Journal of Pharmacognosy and Phytochemistry

Vol. 7, Issue 5 (2018)

Modeling and forecasting maize yield of India using ARIMA and state space models

Author(s):

Suman Verma

Abstract:
Time series modeling using Autoregressive Integrated Moving Average (ARIMA) and state space (SS) models, was developed for individual univariate series of maize yield in India. In ARIMA modeling, the underlying parameters are assumed to be constant however the data in agriculture are generally collected over time and thus have the time-dependency in parameters. Such data can be analyzed using SS procedures by the application of Kalman filtering technique. The aim of this study was to evaluate univariate time series methods to forecast the maize yield in India. ARIMA (0, 1, 1) model was found to be appropriate but the SS model with lower error metrics showed the superiority over ARIMA model for this empirical study.

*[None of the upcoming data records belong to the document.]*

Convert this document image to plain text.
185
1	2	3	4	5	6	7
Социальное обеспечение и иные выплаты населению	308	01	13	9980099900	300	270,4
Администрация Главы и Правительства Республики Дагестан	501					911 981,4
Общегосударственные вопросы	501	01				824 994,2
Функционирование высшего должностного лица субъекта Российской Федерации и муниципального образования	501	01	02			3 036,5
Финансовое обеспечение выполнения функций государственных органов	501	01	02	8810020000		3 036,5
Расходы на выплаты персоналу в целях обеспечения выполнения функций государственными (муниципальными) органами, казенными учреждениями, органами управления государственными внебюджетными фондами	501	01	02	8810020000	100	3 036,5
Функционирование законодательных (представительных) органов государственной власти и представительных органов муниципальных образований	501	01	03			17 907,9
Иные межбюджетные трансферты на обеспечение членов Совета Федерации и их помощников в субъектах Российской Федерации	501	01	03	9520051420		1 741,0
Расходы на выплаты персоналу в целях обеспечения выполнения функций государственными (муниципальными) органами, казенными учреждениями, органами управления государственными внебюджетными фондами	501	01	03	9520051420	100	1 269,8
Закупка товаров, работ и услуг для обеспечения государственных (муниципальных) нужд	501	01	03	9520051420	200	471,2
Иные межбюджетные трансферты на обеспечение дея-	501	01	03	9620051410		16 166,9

The performances of the models were validated by comparing with the observed values.

Pages: 1695-1700  |  1136 Views  499 Downloads


Journal of Pharmacognosy and Phytochemistry Journal of Pharmacognosy and Phytochemistry
How to cite this article:
Suman Verma. Modeling and forecasting maize yield of India using ARIMA and state space models. J Pharmacogn Phytochem 2018;7(5):1695-1700.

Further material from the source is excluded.